The Sharks of the Air
If you should find yourself in the Coachella Valley, one of the best places to visit is the Palm Springs Air Museum. There are flying museums all across the country, including one within walking distance of me in Santa Monica. But none I have visited could hold a candle to the one alongside the Palm Springs International Airport.
One would think you can do justice to such a museum in an hour or so. Well … not exactly! There are not only three large hangars full of WWII warbirds, but several dozen planes are also scattered outside on the tarmac. Along the walls of the hangars are numerous exhibits, some with videos on a loop, about selected topics.
What interested me the most was a unit called the Flying Tigers. In 1941-1942, there were pilots from all three air services recruited and organized as the 1st American Volunteer Group of the Chinese Air Force (probably because they were originally constituted before the United States entered the war). Included also were also a number of Chinese pilots trained by the Americans. All were led by General Claire Lee Chennault.
The mission of the Flying Tigers was to defend China from the Japanese Air Force. And this they did with a vengeance using a hundred-odd fighters painted with a fierce shark face as in the photo above.

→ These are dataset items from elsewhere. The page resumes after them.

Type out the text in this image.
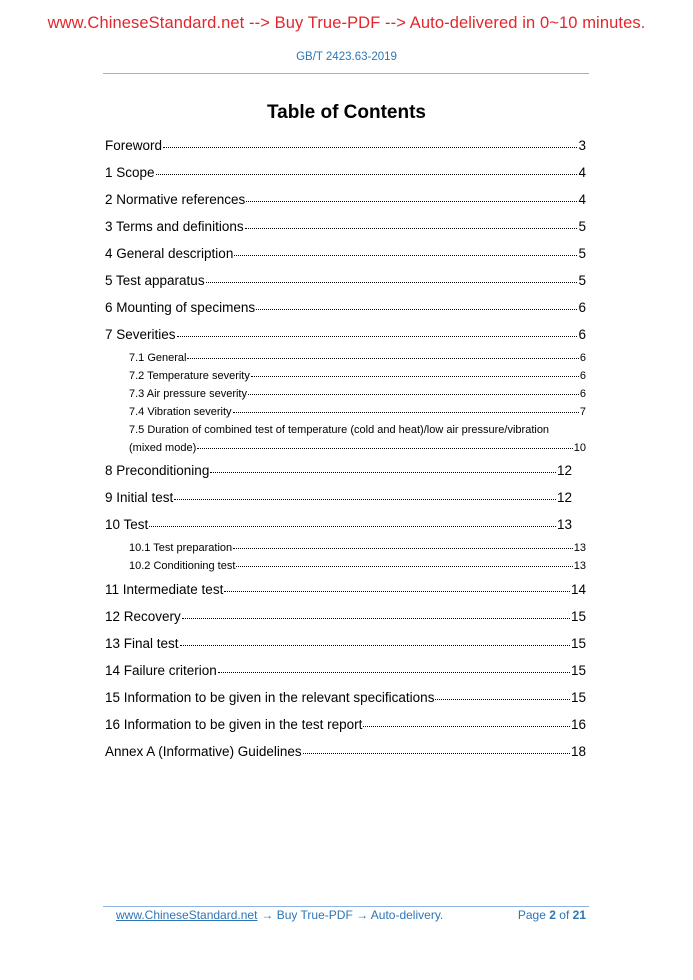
www.ChineseStandard.net --> Buy True-PDF --> Auto-delivered in 0~10 minutes.
GB/T 2423.63-2019
Table of Contents
Foreword	3
1 Scope	4
2 Normative references	4
3 Terms and definitions	5
4 General description	5
5 Test apparatus	5
6 Mounting of specimens	6
7 Severities	6
7.1 General	6
7.2 Temperature severity	6
7.3 Air pressure severity	6
7.4 Vibration severity	7
7.5 Duration of combined test of temperature (cold and heat)/low air pressure/vibration
(mixed mode)	10
8 Preconditioning	12
9 Initial test	12
10 Test	13
10.1 Test preparation	13
10.2 Conditioning test	13
11 Intermediate test	14
12 Recovery	15
13 Final test	15
14 Failure criterion	15
15 Information to be given in the relevant specifications	15
16 Information to be given in the test report	16
Annex A (Informative) Guidelines	18
www.ChineseStandard.net → Buy True-PDF → Auto-delivery.	Page 2 of 21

Their success was stunning. The Japanese planes were not well-armored against fighter attacks, with the result that the Japanese lost some 296 planes to the Flying Tigers’ 14. In time, the Japanese had come to fear the sharks’ teeth aimed at their throats.
The Luftwaffe Drew This Card Too Often
I have always enjoyed visiting aircraft museums. The one in Palm Springs is nothing short of spectacular. The Western Museum of Flight in Torrance is smaller, but fun to visit. Until 2002, there was a great Museum of Flying on the north end of Santa Monica Airport. Then it closed down. We heard that they were looking for a place to move somewhere in the desert. It appears they never found one.

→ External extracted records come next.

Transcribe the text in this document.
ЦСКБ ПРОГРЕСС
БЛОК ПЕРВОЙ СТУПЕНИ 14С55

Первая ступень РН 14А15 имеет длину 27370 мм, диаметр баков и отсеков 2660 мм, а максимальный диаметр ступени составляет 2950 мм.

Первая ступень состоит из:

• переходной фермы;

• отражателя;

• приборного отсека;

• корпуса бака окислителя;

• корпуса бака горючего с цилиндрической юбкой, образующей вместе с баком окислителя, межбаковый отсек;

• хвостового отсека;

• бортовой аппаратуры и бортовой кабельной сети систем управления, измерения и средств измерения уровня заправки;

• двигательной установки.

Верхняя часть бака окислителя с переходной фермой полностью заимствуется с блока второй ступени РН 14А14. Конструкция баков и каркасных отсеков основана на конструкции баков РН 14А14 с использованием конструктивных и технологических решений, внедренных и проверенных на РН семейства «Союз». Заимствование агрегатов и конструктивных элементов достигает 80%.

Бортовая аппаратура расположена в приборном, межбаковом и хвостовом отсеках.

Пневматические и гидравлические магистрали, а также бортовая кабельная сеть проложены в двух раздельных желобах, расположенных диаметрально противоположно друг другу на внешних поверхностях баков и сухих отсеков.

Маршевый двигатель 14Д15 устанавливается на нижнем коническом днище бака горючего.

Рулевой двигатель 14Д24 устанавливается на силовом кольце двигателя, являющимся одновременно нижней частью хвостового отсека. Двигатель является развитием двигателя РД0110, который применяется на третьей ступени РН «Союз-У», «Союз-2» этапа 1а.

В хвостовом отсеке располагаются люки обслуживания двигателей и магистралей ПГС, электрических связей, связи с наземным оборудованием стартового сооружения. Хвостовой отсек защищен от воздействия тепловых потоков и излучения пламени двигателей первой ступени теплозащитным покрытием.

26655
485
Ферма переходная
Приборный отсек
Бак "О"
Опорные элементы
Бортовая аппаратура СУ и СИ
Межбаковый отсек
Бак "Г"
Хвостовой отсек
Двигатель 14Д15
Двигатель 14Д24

Then, all of a sudden, we heard that it was re-opening on the south side of Santa Monica Airport. Finally, Martine and I paid it a visit yesterday afternoon. The new Museum of Flying is about one-fourth the size of the old one and focuses heavily on the airport’s history with Douglas Aviation, back when it was named Clover Field. Still it was sufficiently interesting to engage our attention for a few hours.
Russian Yakovlev Yak-3 Fighter from World War Two
Among other displays, they had a Russian Yakovlev Yak-3 fighter parked outside (above). The much beloved plane was preferred by Russian pilots over the planes supplied by the United States during the days of Lend-Lease, such as the P-51 Mustang and the Supermarine Spitfire.
It was good to see the Museum of Flying back from the dead. I hope they can accumulate enough money and volunteers to grow back to what they used to be before a greedy landlord snuffed them out of existence to get a higher rent.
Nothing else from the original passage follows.